Jack T-DNA Enhancer Trap Lines
Donated by
- Tom Jack Department of Biological Sciences, Dartmouth College
Click here to view all 1244 of these lines.
Description
Sets in this collection
Six sets of Jack T-DNA Enhancer trap lines are available as detailed in the table below. Each set is available as pools of 10 or pools of 100. The complete set Stock Number and set contents are shown alongside.
| Nasc code | Description | Set contents |
|---|---|---|
| N19650 | 1st set of 500 pools of 10 Jack T-DNA Promoter trap lines | View set contents |
| N19651 | 1st set of 50 pools of 100 Jack T-DNA Promoter trap lines | View set contents |
| N31084 | 2nd set of 630 pools of 10 Jack T-DNA Promoter trap lines | View set contents |
| N31085 | 2nd set of 63 pools of 100 Jack T-DNA Promoter trap lines | View set contents |
| N31086 | Complete set of 1130 pools of 10 Jack T-DNA Promoter trap lines | View set contents |
| N31087 | Complete set of 113 pools of 100 Jack T-DNA Promoter trap lines | View set contents |
Agrobacterium transformant pools of enhancer trap lines
The Thomas Jack laboratory, Dartmouth College, New Hampshire, has donated T-DNA lines and pools which were produced in a glabrous Columbia background (Col-6, gl1-1). A modified vacuum infiltration procedure was utilized to generate this material. The populations were transformed with the pD991 vector which contains an enhancer trap construct and a constitutively expressed NPTII/kanamycin resistance gene between the T-DNA left and right borders. The enhancer-trap construction is comprised of a bacterial uidA encoding beta-glucuronidase (GUS) flanked by -60 minimal Cauliflower Mosaic Virus (CaMV) promoter segment and the 3' untranslated region of the nopaline synthase gene (3' NOS).
The pD991 vector carrying the T-DNA enhancer trap was constructed by cloning an Asp718/BamHI fragment (carrying the -60 CaMV/GUS fusion) from plasmid pD979 into Agrobacterium transformation vector pCGN1547.
For lines numbered 1-2600, inflorescences were stained from individual plants and seeds were collected individually from these plants. For lines numbered 2600-4699, individual plants were stained and seeds collected from pools of 10 plants. For lines numbered higher than 4700, inflorescences were stained and seeds collected in pools of 10 plants.

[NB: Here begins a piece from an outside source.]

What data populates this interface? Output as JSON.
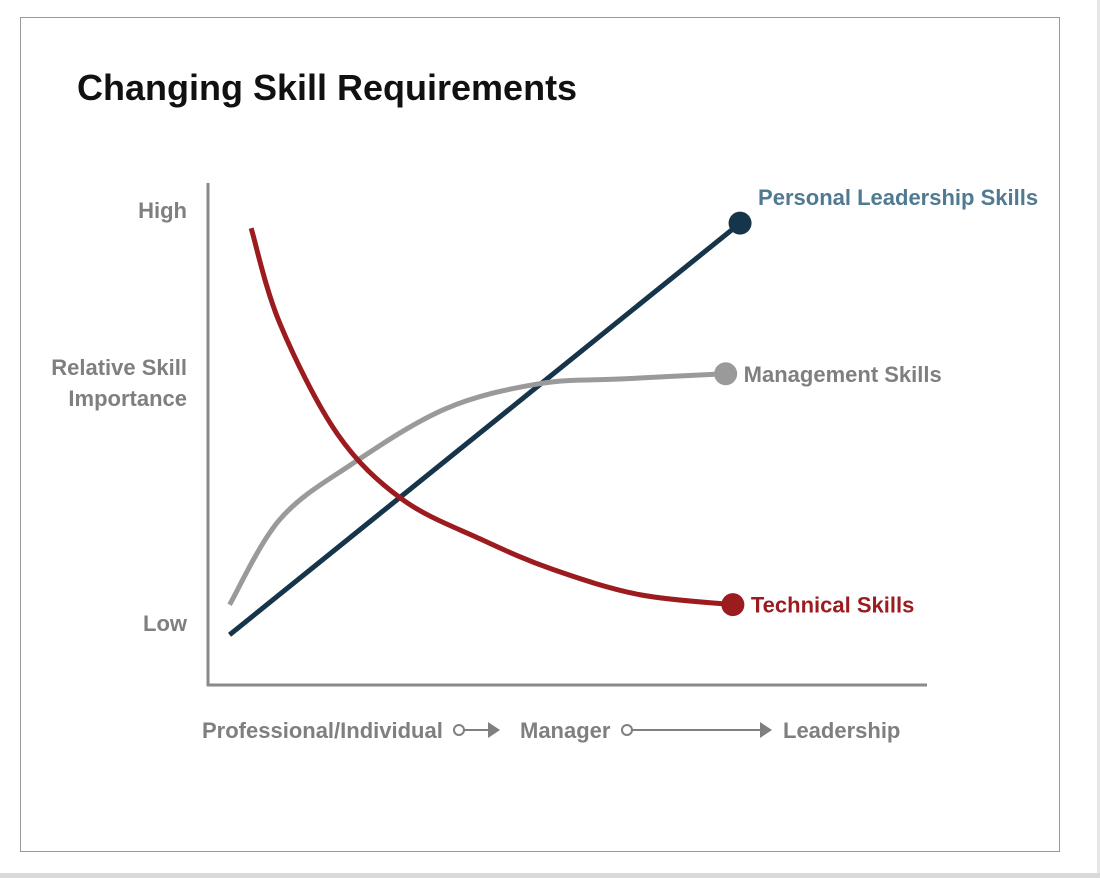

The distributed T-DNA pools are T4 seeds produced as follows. T1 plants were vacuum-infiltrated with the Agrobacterium culture, and the plants grown to maturity. The kanamycin-resistant T2 seeds were grown, 10 per pot, to maturity. Each resulting pool of T3 seeds was harvested as a group and transmitted to ABRC. The only T-DNA lines which were withheld from the donation were a small number having specific GUS patterns in the inflorescence. No other selections were conducted. Populations consisting of at least 400 T3 plants for each pool of 10 lines were grown at ABRC, and the resulting T4 pools of seeds were harvested and maintained as a single stock.
The seed pools of these lines are distributed primarily as pools of 100 plants, generated by combining the seeds from the above pools (i.e., 10 pools of 10 lines produce a single pool of 100).
NOTE: The individual lines for approximately the first 2000 lines are possessed by ABRC, and are available on a limited basis, by special arrangement and fee. The same is true of all of the pools of 10 seed lines.